Each plan had its distinctive elements, such as whether there should be joint action with the United States Army; which Cuban and/or Spanish ports should be bombarded; the timing of different actions; whether a fleet should be sent to the Philippines or to Spain; if and how the American coast would be protected; and on the specifics of how a Cuban blockade would be established. The one constant was that the focus of American naval activity would be in Cuban waters. As a result, by the time that war was declared, naval leadership in Washington had agreed upon an overall plan of action and naval commanders at sea understood and were well-prepared to execute it. These plans served as guidelines that gave the American Navy the advantage in strategy and tactics. Capt.
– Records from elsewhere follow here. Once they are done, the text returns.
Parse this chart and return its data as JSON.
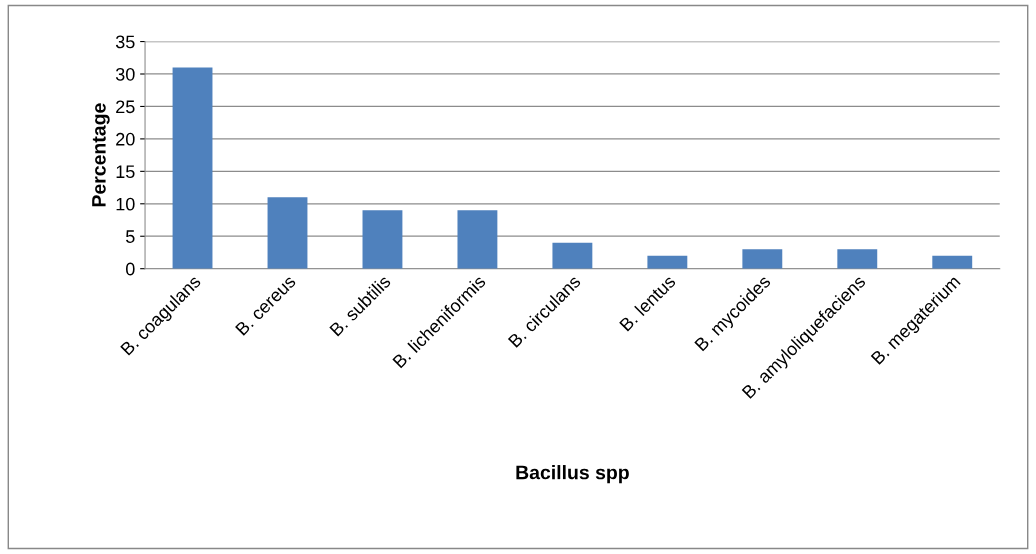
{
  "chart_data": {
    "type": "bar",
    "xlabel": "Bacillus spp",
    "ylabel": "Percentage",
    "categories": [
      "B. coagulans",
      "B. cereus",
      "B. subtilis",
      "B. licheniformis",
      "B. circulans",
      "B. lentus",
      "B. mycoides",
      "B. amyloliquefaciens",
      "B. megaterium"
    ],
    "values": [
      31,
      11,
      9,
      9,
      4,
      2,
      3,
      3,
      2
    ],
    "color": "#4f81bd",
    "ylim": [
      0,
      35
    ],
    "yticks": [
      0,
      5,
      10,
      15,
      20,
      25,
      30,
      35
    ],
    "grid": "y",
    "legend": false
  }
}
ArentS. Crowninshield could well remark that: “The preparations were taken in hand in such good time that the Navy itself might be said to have been ready in every respect at least four weeks before the war began . . . .”
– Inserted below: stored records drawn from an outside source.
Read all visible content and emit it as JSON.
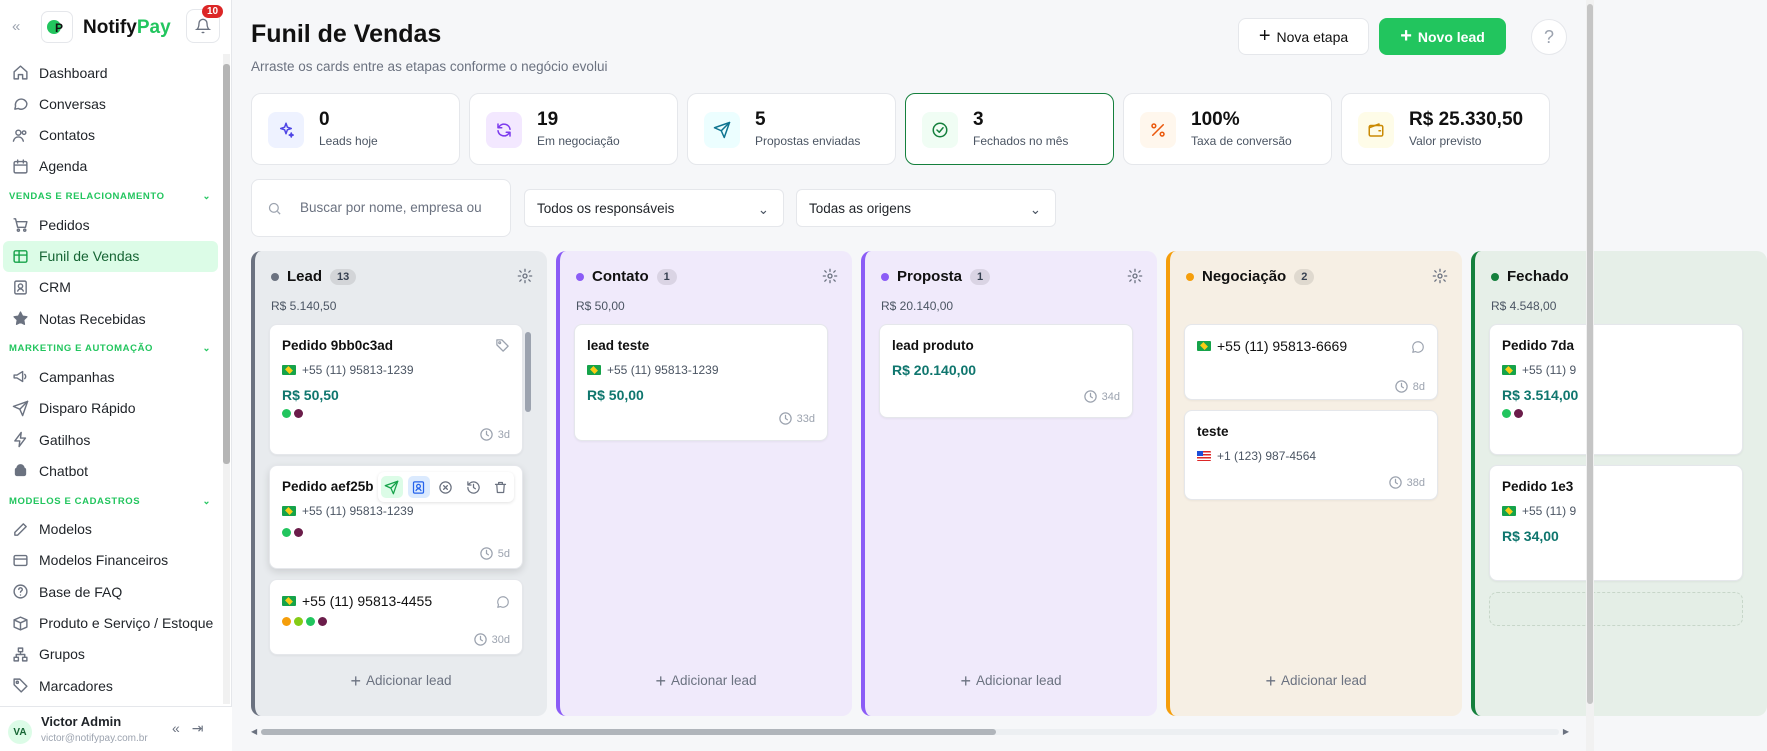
{
  "brand": {
    "name_start": "Notify",
    "name_end": "Pay",
    "notifications": "10"
  },
  "sidebar": {
    "items_top": [
      {
        "label": "Dashboard",
        "icon": "home-icon"
      },
      {
        "label": "Conversas",
        "icon": "chat-icon"
      },
      {
        "label": "Contatos",
        "icon": "users-icon"
      },
      {
        "label": "Agenda",
        "icon": "calendar-icon"
      }
    ],
    "sections": [
      {
        "title": "VENDAS E RELACIONAMENTO",
        "items": [
          {
            "label": "Pedidos",
            "icon": "cart-icon"
          },
          {
            "label": "Funil de Vendas",
            "icon": "kanban-icon",
            "active": true
          },
          {
            "label": "CRM",
            "icon": "contact-card-icon"
          },
          {
            "label": "Notas Recebidas",
            "icon": "star-icon"
          }
        ]
      },
      {
        "title": "MARKETING E AUTOMAÇÃO",
        "items": [
          {
            "label": "Campanhas",
            "icon": "megaphone-icon"
          },
          {
            "label": "Disparo Rápido",
            "icon": "send-icon"
          },
          {
            "label": "Gatilhos",
            "icon": "bolt-icon"
          },
          {
            "label": "Chatbot",
            "icon": "android-icon"
          }
        ]
      },
      {
        "title": "MODELOS E CADASTROS",
        "items": [
          {
            "label": "Modelos",
            "icon": "edit-icon"
          },
          {
            "label": "Modelos Financeiros",
            "icon": "finance-icon"
          },
          {
            "label": "Base de FAQ",
            "icon": "question-icon"
          },
          {
            "label": "Produto e Serviço / Estoque",
            "icon": "box-icon"
          },
          {
            "label": "Grupos",
            "icon": "hierarchy-icon"
          },
          {
            "label": "Marcadores",
            "icon": "tag-icon"
          }
        ]
      }
    ]
  },
  "user": {
    "initials": "VA",
    "name": "Victor Admin",
    "email": "victor@notifypay.com.br"
  },
  "header": {
    "title": "Funil de Vendas",
    "subtitle": "Arraste os cards entre as etapas conforme o negócio evolui",
    "new_stage": "Nova etapa",
    "new_lead": "Novo lead",
    "help": "?"
  },
  "stats": [
    {
      "value": "0",
      "label": "Leads hoje",
      "icon": "sparkles-icon",
      "bg": "#eef2ff",
      "fg": "#4f46e5"
    },
    {
      "value": "19",
      "label": "Em negociação",
      "icon": "refresh-icon",
      "bg": "#f3e8ff",
      "fg": "#7c3aed"
    },
    {
      "value": "5",
      "label": "Propostas enviadas",
      "icon": "send-icon",
      "bg": "#ecfeff",
      "fg": "#0e7490"
    },
    {
      "value": "3",
      "label": "Fechados no mês",
      "icon": "check-circle-icon",
      "bg": "#f0fdf4",
      "fg": "#15803d",
      "highlight": true
    },
    {
      "value": "100%",
      "label": "Taxa de conversão",
      "icon": "percent-icon",
      "bg": "#fff7ed",
      "fg": "#ea580c"
    },
    {
      "value": "R$ 25.330,50",
      "label": "Valor previsto",
      "icon": "wallet-icon",
      "bg": "#fefce8",
      "fg": "#ca8a04"
    }
  ],
  "filters": {
    "search_placeholder": "Buscar por nome, empresa ou",
    "responsible": "Todos os responsáveis",
    "origin": "Todas as origens"
  },
  "columns": [
    {
      "name": "Lead",
      "count": "13",
      "total": "R$ 5.140,50",
      "color": "#6b7280",
      "bg": "#e8ebee",
      "add": "Adicionar lead",
      "cards": [
        {
          "title": "Pedido 9bb0c3ad",
          "phone": "+55 (11) 95813-1239",
          "value": "R$ 50,50",
          "dots": [
            "#22c55e",
            "#6b1d4a"
          ],
          "age": "3d",
          "tag": true
        },
        {
          "title": "Pedido aef25b",
          "phone": "+55 (11) 95813-1239",
          "dots": [
            "#22c55e",
            "#6b1d4a"
          ],
          "age": "5d",
          "toolbar": true
        },
        {
          "phone_big": "+55 (11) 95813-4455",
          "dots": [
            "#f59e0b",
            "#84cc16",
            "#22c55e",
            "#6b1d4a"
          ],
          "age": "30d",
          "wa": true
        }
      ]
    },
    {
      "name": "Contato",
      "count": "1",
      "total": "R$ 50,00",
      "color": "#8b5cf6",
      "bg": "#f0eafb",
      "add": "Adicionar lead",
      "cards": [
        {
          "title": "lead teste",
          "phone": "+55 (11) 95813-1239",
          "value": "R$ 50,00",
          "age": "33d"
        }
      ]
    },
    {
      "name": "Proposta",
      "count": "1",
      "total": "R$ 20.140,00",
      "color": "#8b5cf6",
      "bg": "#f0eafb",
      "add": "Adicionar lead",
      "cards": [
        {
          "title": "lead produto",
          "value": "R$ 20.140,00",
          "age": "34d"
        }
      ]
    },
    {
      "name": "Negociação",
      "count": "2",
      "total": "",
      "color": "#f59e0b",
      "bg": "#f6efe4",
      "add": "Adicionar lead",
      "cards": [
        {
          "phone_big": "+55 (11) 95813-6669",
          "age": "8d",
          "wa": true
        },
        {
          "title": "teste",
          "phone": "+1 (123) 987-4564",
          "flag": "us",
          "age": "38d"
        }
      ]
    },
    {
      "name": "Fechado",
      "total": "R$ 4.548,00",
      "color": "#15803d",
      "bg": "#e6efe8",
      "add": "",
      "cards": [
        {
          "title": "Pedido 7da",
          "phone": "+55 (11) 9",
          "value": "R$ 3.514,00",
          "dots": [
            "#22c55e",
            "#6b1d4a"
          ]
        },
        {
          "title": "Pedido 1e3",
          "phone": "+55 (11) 9",
          "value": "R$ 34,00"
        }
      ]
    }
  ]
}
Finally, the section includes a plan created by the Army and Navy War Board. This became the “action plan” for United States forces in the West Indies.
The government in Madrid, on the other hand, avoided decision making and conspicuously neglected making plans. Mired in prolonged political crises and facing burdensome insurrections in Cuba and the Philippines, it procrastinated. The correspondence between RAdm. PascualCervera y Topete, named to command the Spanish fleet sent to defend Cuba, and RAdm. SegismundoBermejo y Merelo, the Spanish Minister of Marine, a portion of which is printed in the section that follows, reveals the neglected condition of the Spanish navy and its supply services, as well as a political environment that sought to avoid making hard decisions. Spain seemed to value hope over reality.
In stark contrast, American planning, and the dialogue that was part of the process, laid the foundation for a successful war effort and for a process of intellectual discourse and planning that shaped the twentieth-century United States Navy. As a New York Sun article of 23 Aug. 1897 reported: “The liveliest spot in Washington at present is the Navy Department. The decks are cleared for action. Acting Secretary Roosevelt, in the absence of Gov. Long, has the whole navy bordering on a war footing. It remains only to sand down the decks and pipe to quarters for action.”